Caterpillar reported first quarter 2026 sales and revenues of $17.4 billion on April 30, 2026, a 22% increase from $14.2 billion in the same period last year. The company credited higher sales volume of $2.3 billion and favorable price realization of $426 million for the strong showing.
Diluted earnings per share reached $5.47, up from $4.20 in Q1 2025. Adjusted profit per share, which excludes restructuring costs, climbed 30% year-over-year to $5.54. Operating profit rose 20% to $3.085 billion, though the operating margin compressed slightly from 18.1% to 17.7%.
Segment breakdown shows broad-based strength
Every major business segment posted revenue growth. Construction Industries benefited from infrastructure spending and commercial building activity in North America. Resource Industries saw continued demand for mining equipment tied to copper and energy transition minerals. Energy & Transportation delivered steady results as gas turbine and reciprocating engine sales held firm.

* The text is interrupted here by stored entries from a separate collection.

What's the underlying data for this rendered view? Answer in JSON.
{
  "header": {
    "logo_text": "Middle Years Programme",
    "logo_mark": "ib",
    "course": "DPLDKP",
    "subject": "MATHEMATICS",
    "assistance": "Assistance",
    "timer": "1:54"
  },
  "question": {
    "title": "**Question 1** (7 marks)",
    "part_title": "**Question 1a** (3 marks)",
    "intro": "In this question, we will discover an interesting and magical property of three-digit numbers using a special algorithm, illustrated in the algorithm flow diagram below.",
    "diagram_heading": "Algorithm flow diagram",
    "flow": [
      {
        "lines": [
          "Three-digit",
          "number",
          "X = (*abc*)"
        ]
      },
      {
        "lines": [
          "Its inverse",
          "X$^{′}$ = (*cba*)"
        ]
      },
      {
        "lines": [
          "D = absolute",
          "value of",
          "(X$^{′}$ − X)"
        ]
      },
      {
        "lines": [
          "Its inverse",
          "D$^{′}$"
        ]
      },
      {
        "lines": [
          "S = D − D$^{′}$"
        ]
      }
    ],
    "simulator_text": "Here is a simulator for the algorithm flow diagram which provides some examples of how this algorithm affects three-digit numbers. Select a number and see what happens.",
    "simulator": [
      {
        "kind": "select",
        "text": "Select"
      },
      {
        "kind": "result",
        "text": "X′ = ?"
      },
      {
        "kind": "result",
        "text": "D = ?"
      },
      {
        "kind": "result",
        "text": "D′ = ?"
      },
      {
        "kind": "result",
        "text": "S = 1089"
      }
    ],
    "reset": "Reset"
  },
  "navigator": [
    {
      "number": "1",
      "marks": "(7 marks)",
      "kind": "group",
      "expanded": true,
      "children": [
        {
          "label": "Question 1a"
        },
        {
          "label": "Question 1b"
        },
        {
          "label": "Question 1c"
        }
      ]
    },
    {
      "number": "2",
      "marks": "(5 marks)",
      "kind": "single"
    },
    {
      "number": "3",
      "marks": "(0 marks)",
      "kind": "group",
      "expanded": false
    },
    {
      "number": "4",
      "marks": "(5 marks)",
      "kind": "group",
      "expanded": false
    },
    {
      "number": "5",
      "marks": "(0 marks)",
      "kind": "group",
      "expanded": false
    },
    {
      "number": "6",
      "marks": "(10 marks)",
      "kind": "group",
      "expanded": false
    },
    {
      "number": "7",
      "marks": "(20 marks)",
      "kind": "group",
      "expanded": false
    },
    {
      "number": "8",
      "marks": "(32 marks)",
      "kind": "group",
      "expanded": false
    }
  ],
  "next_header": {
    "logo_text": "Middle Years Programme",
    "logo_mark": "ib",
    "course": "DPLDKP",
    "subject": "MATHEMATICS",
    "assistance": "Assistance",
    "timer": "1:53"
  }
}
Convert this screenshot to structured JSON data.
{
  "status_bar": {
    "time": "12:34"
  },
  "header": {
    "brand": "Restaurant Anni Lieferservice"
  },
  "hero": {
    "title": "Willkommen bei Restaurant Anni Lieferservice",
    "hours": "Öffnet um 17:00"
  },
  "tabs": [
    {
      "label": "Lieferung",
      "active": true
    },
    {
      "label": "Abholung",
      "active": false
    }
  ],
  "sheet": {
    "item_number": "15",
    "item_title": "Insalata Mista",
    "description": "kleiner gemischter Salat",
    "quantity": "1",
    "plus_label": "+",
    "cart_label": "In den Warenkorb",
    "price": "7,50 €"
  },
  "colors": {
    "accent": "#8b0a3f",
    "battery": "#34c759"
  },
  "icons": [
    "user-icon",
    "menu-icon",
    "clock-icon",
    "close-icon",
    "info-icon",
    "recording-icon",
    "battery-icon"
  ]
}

The company generated $1.9 billion in enterprise operating cash flow during the quarter and ended March with $4.1 billion in cash. Caterpillar returned $5.7 billion to shareholders through dividends and share repurchases over the trailing twelve months.
| Metric | Q1 2026 | Q1 2025 | Change |
|---|---|---|---|
| Sales and revenues | $17.4B | $14.2B | +22% |
| Diluted EPS | $5.47 | $4.20 | +30% |
| Adjusted diluted EPS | $5.54 | $4.25 | +30% |
| Operating profit | $3.085B | $2.579B | +20% |
| Operating margin | 17.7% | 18.1% | -40 bps |
| Enterprise cash | $4.1B | — | — |
What the results mean for dividend investors
Caterpillar has paid a dividend every year since 1933 and has raised its dividend annually for three decades. The strong Q1 results support continued dividend growth. The stock currently yields approximately 1.6%, which is below the S&P 500 average but comes with a history of above-average dividend growth.
Income investors should view Caterpillar as a total-return holding rather than a pure yield play. The dividend growth rate has averaged roughly 7% annually over the past decade. A retiree who bought shares ten years ago now collects a yield on cost well above 4%.
Risks to the construction and mining cycle
Caterpillar results are cyclical. The current upswing has lasted longer than historical norms, driven by infrastructure legislation, mining investment, and energy demand. Eventually, equipment replacement cycles will slow. Margins may face pressure if raw material costs rise or pricing power weakens.
Conservative investors should avoid making concentrated bets on any single cyclical stock. Caterpillar works best as a satellite position within a diversified dividend portfolio. The 1.6% current yield requires patience, but the dividend growth record and cash generation justify inclusion for investors with a ten-year time horizon.